Tennessee’s new governor is a businessman and farmer

Gov. Bill Lee with TTA Executive Director Levoy Knowels and his wife Teresa.

Tennessee officials swore in Gov. Bill Lee in January, making the Franklin native the state’s 50th governor. Lee, a Republican, was elected during the November 2018 election, succeeding former Gov. Bill Haslam, who served eight years.

Lee spent much of his life working in his family’s business, Lee Company, which he eventually led. The Franklin-based company provides mechanical contracting, facilities and home services. It employs more than 1,200 people according to the company’s website.

The self-described conservative campaigned on several key priorities, including continuing the state’s economic development initiatives, expanding vocational education, ensuring that rural areas thrive, and rethinking the state’s criminal justice system. He is opposed to expanding Medicaid in the state but wants to find ways to reduce the cost of health care.  

While on the campaign trail, Lee also commented on the need for broadband expansion in rural areas. “Lack of broadband service really does inhibit the ability of many rural areas in our state to prosper,” Lee told reporters and editors of the Chattanooga Times Free Press during a meeting last fall.

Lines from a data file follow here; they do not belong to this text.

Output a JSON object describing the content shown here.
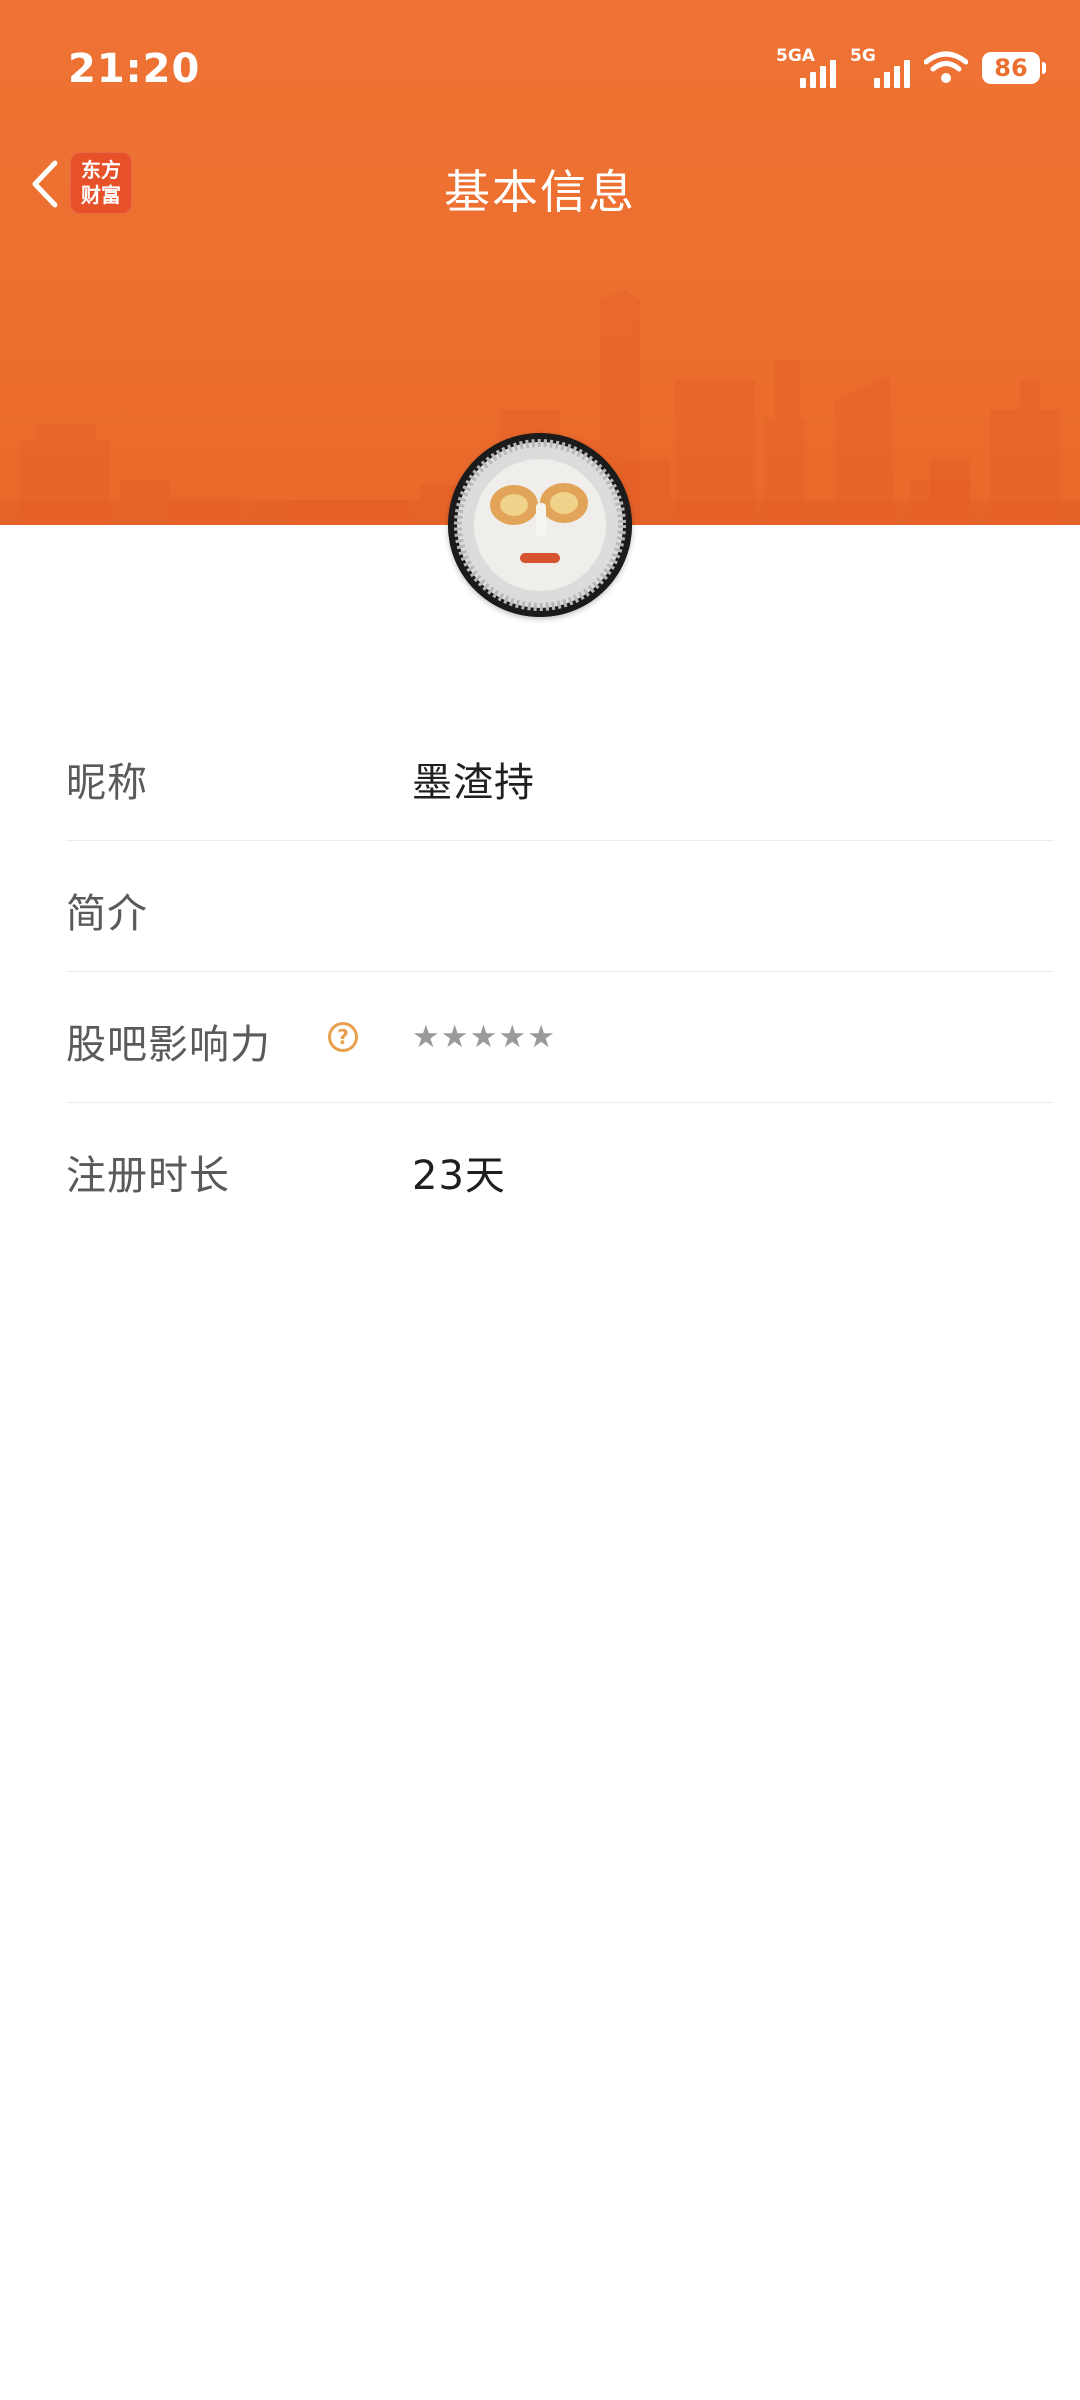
{
  "status_bar": {
    "time": "21:20",
    "network_1": "5GA",
    "network_2": "5G",
    "battery": "86",
    "icons": [
      "signal-5ga-icon",
      "signal-5g-icon",
      "wifi-icon",
      "battery-icon"
    ]
  },
  "nav": {
    "title": "基本信息",
    "back_icon": "chevron-left-icon",
    "logo_line1": "东方",
    "logo_line2": "财富"
  },
  "profile": {
    "avatar": "avatar-image"
  },
  "info": {
    "nickname": {
      "label": "昵称",
      "value": "墨渣持"
    },
    "bio": {
      "label": "简介",
      "value": ""
    },
    "influence": {
      "label": "股吧影响力",
      "help_icon": "question-circle-icon",
      "help_glyph": "?",
      "rating": 0,
      "max_rating": 5,
      "star_glyph": "★"
    },
    "registration": {
      "label": "注册时长",
      "value": "23天"
    }
  },
  "colors": {
    "header_orange": "#ec6f2f",
    "logo_red": "#e6512a",
    "help_icon": "#e9a04e",
    "star_empty": "#9a9a9a",
    "label_text": "#5a5a5a",
    "value_text": "#1f1f1f",
    "divider": "#ececec"
  }
}
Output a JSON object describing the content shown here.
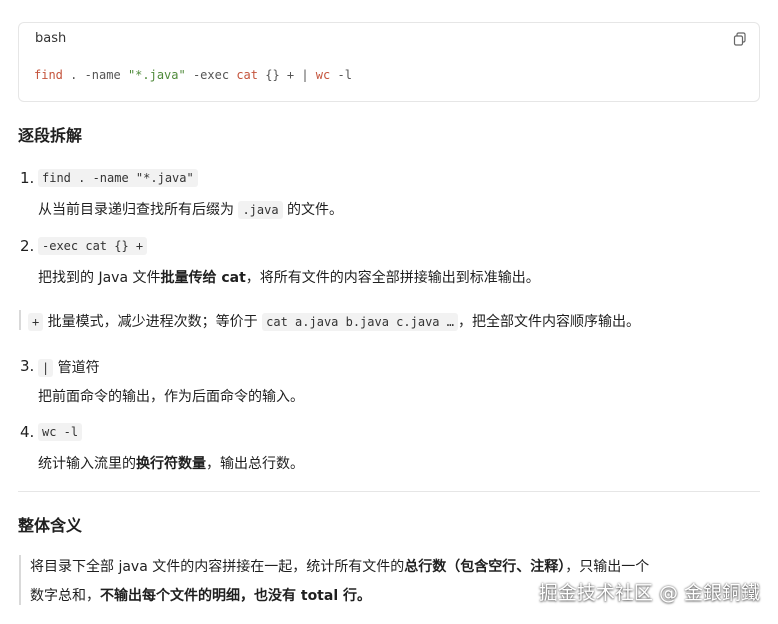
{
  "code_block": {
    "language": "bash",
    "tokens": {
      "t1": "find",
      "t2": " . -name ",
      "t3": "\"*.java\"",
      "t4": " -exec ",
      "t5": "cat",
      "t6": " {} + | ",
      "t7": "wc",
      "t8": " -l"
    }
  },
  "section1": {
    "title": "逐段拆解",
    "items": [
      {
        "number": "1.",
        "code": "find . -name \"*.java\"",
        "desc_prefix": "从当前目录递归查找所有后缀为 ",
        "desc_code": ".java",
        "desc_suffix": " 的文件。"
      },
      {
        "number": "2.",
        "code": "-exec cat {} +",
        "desc_prefix": "把找到的 Java 文件",
        "desc_bold": "批量传给 cat",
        "desc_suffix": "，将所有文件的内容全部拼接输出到标准输出。"
      },
      {
        "number": "3.",
        "code": "|",
        "code_suffix": " 管道符",
        "desc": "把前面命令的输出，作为后面命令的输入。"
      },
      {
        "number": "4.",
        "code": "wc -l",
        "desc_prefix": "统计输入流里的",
        "desc_bold": "换行符数量",
        "desc_suffix": "，输出总行数。"
      }
    ],
    "note": {
      "code1": "+",
      "text1": " 批量模式，减少进程次数；等价于 ",
      "code2": "cat a.java b.java c.java …",
      "text2": "，把全部文件内容顺序输出。"
    }
  },
  "section2": {
    "title": "整体含义",
    "line1_prefix": "将目录下全部 java 文件的内容拼接在一起，统计所有文件的",
    "line1_bold": "总行数（包含空行、注释）",
    "line1_suffix": "，只输出一个",
    "line2_prefix": "数字总和，",
    "line2_bold": "不输出每个文件的明细，也没有 total 行。"
  },
  "watermark": "掘金技术社区 @ 金銀銅鐵",
  "colors": {
    "command": "#c4533b",
    "string": "#4f8a3a",
    "inline_code_bg": "#f2f2f2"
  },
  "icons": {
    "copy": "copy-icon"
  }
}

During the meeting, he noted he was open to the idea of lifting territorial bans that will allow some municipal utilities to expand. He also hoped private and public telecom providers could “work on finding a solution to expanding broadband coverage in rural areas.”

“This is possible if we just bring all of the interested parties together and figure out who is going to contribute what and who is going to give and take so that the citizens of Tennessee can move forward,” Lee told Times Free Press staff. “I think we’re not that far from it and that we can do it. I think there is enough recognition and understanding of the fact that Tennessee is not going to lead the country if we can’t figure out how to get technology into our far-reaching communities.”

In another statement published by the Commercial Appeal in August, Lee noted that rural broadband was necessary and needed: “I’m a product of rural Tennessee, and I know it’s a problem,” he said. “In fact, we don’t even have broadband at my house, and I know it’s a disadvantage. Whether it’s health care, economic development or education, we need broadband to support our rural communities.”